The Staffordshire-based company yesterday expressed "extreme disappointment" after the European Court of Justice upheld the 30.9 million euros (£21 million) penalty imposed by the European Commission in 2000.
The ECJ had ignored bureaucratic errors on the part of the European Commission going back more than 20 years, it said.
It believes the fine, which stemmed from the implementation of a dealer agreement that the company says was notified to, and approved by, the European Commission between 1975 and 1995, is "totally unjustified".
The background to the case is that in 1973, following the UK's accession to the Common Market, JCB was one of the first British companies to comply with European competition law and apply for exemption of all of its distribution agreements.
The company says it amended those agreements on the advice of the Commission and was led by the Commission to believe they were in order.
In 2000, however, the Commission rejected JCB's application for exemption even though it had been renewed in 1980 and 1995.
JCB appealed against the judgement and in 2004 the European Court of First Instance upheld its appeal on a number of counts and reduced the the original 39.614 million euros fine by 25 per cent.

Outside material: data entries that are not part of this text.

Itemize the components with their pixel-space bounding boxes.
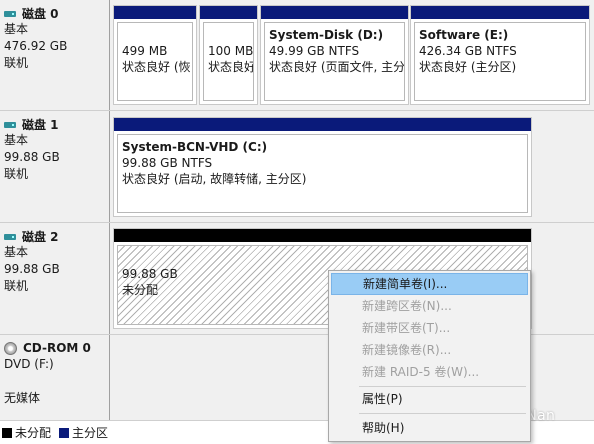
partition-title: System-BCN-VHD (C:) <box>122 140 268 154</box>
partition-size: 499 MB <box>122 44 168 58</box>
partition-status: 状态良好 (恢 <box>122 60 191 74</box>
disk-2-name: 磁盘 2 <box>4 228 109 244</box>
partition-size: 426.34 GB NTFS <box>419 44 517 58</box>
disk-0-status: 联机 <box>4 56 29 70</box>
cdrom-media: 无媒体 <box>4 391 41 405</box>
partition-status: 状态良好 (主分区) <box>419 60 517 74</box>
disk-1-size: 99.88 GB <box>4 150 60 164</box>
primary-partition-bar <box>114 6 196 19</box>
cdrom-label-panel[interactable]: CD-ROM 0 DVD (F:) 无媒体 <box>0 335 110 420</box>
menu-item-help[interactable]: 帮助(H) <box>331 417 528 439</box>
unallocated-partition-bar <box>114 229 531 242</box>
partition-status: 状态良好 <box>208 60 254 74</box>
partition-title: System-Disk (D:) <box>269 28 384 42</box>
menu-item-new-mirrored-volume[interactable]: 新建镜像卷(R)... <box>331 339 528 361</box>
primary-swatch <box>59 427 70 438</box>
disk-1-type: 基本 <box>4 133 29 147</box>
legend-unallocated: 未分配 <box>2 424 51 441</box>
disk-1-label-panel[interactable]: 磁盘 1 基本 99.88 GB 联机 <box>0 111 110 222</box>
disk-1-name: 磁盘 1 <box>4 116 109 132</box>
primary-partition-bar <box>114 118 531 131</box>
partition-efi[interactable]: 100 MB 状态良好 <box>199 5 258 105</box>
hdd-icon <box>4 121 16 128</box>
disk-0-type: 基本 <box>4 22 29 36</box>
disk-0-size: 476.92 GB <box>4 39 68 53</box>
hdd-icon <box>4 233 16 240</box>
menu-item-new-simple-volume[interactable]: 新建简单卷(I)... <box>331 273 528 295</box>
primary-partition-bar <box>200 6 257 19</box>
partition-size: 99.88 GB NTFS <box>122 156 213 170</box>
primary-partition-bar <box>261 6 408 19</box>
disk-2-status: 联机 <box>4 279 29 293</box>
cd-rom-icon <box>4 341 17 355</box>
disk-2-type: 基本 <box>4 245 29 259</box>
menu-separator <box>359 386 526 387</box>
disk-1-status: 联机 <box>4 167 29 181</box>
cdrom-drive: DVD (F:) <box>4 357 54 371</box>
partition-system-disk-d[interactable]: System-Disk (D:) 49.99 GB NTFS 状态良好 (页面文… <box>260 5 409 105</box>
disk-0-label-panel[interactable]: 磁盘 0 基本 476.92 GB 联机 <box>0 0 110 110</box>
disk-0-name: 磁盘 0 <box>4 5 109 21</box>
menu-item-new-raid5-volume[interactable]: 新建 RAID-5 卷(W)... <box>331 361 528 383</box>
primary-partition-bar <box>411 6 589 19</box>
context-menu: 新建简单卷(I)... 新建跨区卷(N)... 新建带区卷(T)... 新建镜像… <box>328 270 531 442</box>
partition-status: 状态良好 (页面文件, 主分 <box>269 60 405 74</box>
menu-separator <box>359 413 526 414</box>
disk-row-1: 磁盘 1 基本 99.88 GB 联机 System-BCN-VHD (C:) … <box>0 111 594 223</box>
disk-2-label-panel[interactable]: 磁盘 2 基本 99.88 GB 联机 <box>0 223 110 334</box>
unallocated-swatch <box>2 427 12 438</box>
partition-software-e[interactable]: Software (E:) 426.34 GB NTFS 状态良好 (主分区) <box>410 5 590 105</box>
menu-item-new-spanned-volume[interactable]: 新建跨区卷(N)... <box>331 295 528 317</box>
partition-system-bcn-vhd-c[interactable]: System-BCN-VHD (C:) 99.88 GB NTFS 状态良好 (… <box>113 117 532 217</box>
hdd-icon <box>4 10 16 17</box>
cdrom-name: CD-ROM 0 <box>4 340 109 356</box>
partition-status: 状态良好 (启动, 故障转储, 主分区) <box>122 172 307 186</box>
partition-title: Software (E:) <box>419 28 509 42</box>
legend-primary: 主分区 <box>59 424 108 441</box>
disk-row-0: 磁盘 0 基本 476.92 GB 联机 499 MB 状态良好 (恢 100 … <box>0 0 594 111</box>
menu-item-properties[interactable]: 属性(P) <box>331 388 528 410</box>
partition-recovery[interactable]: 499 MB 状态良好 (恢 <box>113 5 197 105</box>
disk-2-size: 99.88 GB <box>4 262 60 276</box>
partition-size: 100 MB <box>208 44 254 58</box>
menu-item-new-striped-volume[interactable]: 新建带区卷(T)... <box>331 317 528 339</box>
partition-size: 49.99 GB NTFS <box>269 44 360 58</box>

It later appealed to the ECJ to have all of the charges quashed - an appeal which has now been dismissed.
JCB said the court agreed with them that the 27-year delay by the Commission was "regrettable" and breached the C ommission's obligation under European law but it said that the company's fundamental rights had not been breached.

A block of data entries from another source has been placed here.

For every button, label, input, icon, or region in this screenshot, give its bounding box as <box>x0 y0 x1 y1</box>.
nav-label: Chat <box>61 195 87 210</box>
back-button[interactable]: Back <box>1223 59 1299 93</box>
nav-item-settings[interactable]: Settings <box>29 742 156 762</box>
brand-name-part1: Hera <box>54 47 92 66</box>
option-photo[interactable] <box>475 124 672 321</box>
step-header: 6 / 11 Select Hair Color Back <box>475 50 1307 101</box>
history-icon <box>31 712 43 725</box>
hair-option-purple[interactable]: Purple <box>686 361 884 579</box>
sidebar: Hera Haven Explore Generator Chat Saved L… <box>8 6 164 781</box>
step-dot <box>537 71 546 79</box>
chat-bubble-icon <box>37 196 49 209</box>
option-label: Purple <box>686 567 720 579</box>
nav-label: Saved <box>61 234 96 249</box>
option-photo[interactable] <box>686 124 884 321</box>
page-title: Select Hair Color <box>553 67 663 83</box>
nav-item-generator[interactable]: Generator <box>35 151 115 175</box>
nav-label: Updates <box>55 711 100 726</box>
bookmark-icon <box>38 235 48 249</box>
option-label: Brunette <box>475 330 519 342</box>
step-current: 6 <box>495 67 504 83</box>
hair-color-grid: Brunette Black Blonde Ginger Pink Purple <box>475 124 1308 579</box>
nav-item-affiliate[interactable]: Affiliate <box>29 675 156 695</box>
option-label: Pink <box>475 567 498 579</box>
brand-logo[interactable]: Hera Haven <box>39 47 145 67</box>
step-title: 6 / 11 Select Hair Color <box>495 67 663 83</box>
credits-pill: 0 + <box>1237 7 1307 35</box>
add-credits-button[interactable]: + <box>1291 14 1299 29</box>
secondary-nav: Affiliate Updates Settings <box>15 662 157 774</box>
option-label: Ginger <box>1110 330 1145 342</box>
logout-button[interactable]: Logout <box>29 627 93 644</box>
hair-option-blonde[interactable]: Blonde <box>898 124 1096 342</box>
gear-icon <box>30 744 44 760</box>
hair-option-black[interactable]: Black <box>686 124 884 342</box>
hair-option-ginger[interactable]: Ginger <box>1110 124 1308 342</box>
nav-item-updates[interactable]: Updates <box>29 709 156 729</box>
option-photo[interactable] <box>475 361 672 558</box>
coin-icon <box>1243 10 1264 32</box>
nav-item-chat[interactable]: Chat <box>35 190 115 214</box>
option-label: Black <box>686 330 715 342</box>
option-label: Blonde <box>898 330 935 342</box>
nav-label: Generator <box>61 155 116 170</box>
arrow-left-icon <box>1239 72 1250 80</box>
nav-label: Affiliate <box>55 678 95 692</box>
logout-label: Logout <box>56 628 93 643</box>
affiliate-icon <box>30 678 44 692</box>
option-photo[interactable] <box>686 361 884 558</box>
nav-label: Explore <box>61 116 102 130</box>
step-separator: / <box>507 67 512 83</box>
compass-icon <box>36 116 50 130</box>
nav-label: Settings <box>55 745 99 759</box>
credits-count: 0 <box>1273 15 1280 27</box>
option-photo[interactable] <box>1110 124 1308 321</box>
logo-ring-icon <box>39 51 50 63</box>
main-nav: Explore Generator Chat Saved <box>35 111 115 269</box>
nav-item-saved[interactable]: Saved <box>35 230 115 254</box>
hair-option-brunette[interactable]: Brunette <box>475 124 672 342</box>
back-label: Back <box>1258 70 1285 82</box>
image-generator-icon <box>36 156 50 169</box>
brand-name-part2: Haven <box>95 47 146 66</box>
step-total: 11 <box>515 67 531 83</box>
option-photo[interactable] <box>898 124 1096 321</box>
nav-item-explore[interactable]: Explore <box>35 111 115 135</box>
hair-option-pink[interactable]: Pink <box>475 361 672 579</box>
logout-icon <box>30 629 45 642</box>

It claimed that at no time did the Commission identify the economic impact of the infringements in setting the fine, which was on "a vastly inflated scale compared with those imposed on certain car manufacturers".
John Patterson, JCB managing director and chief executive, said: "We are very frustrated indeed that, after six years of pursuing this action in the courts, the European Court of Justice has ignored the failings of the Commission and found against us."
A company spokesman said later: "We have reached the end of the road. We cannot take this any further."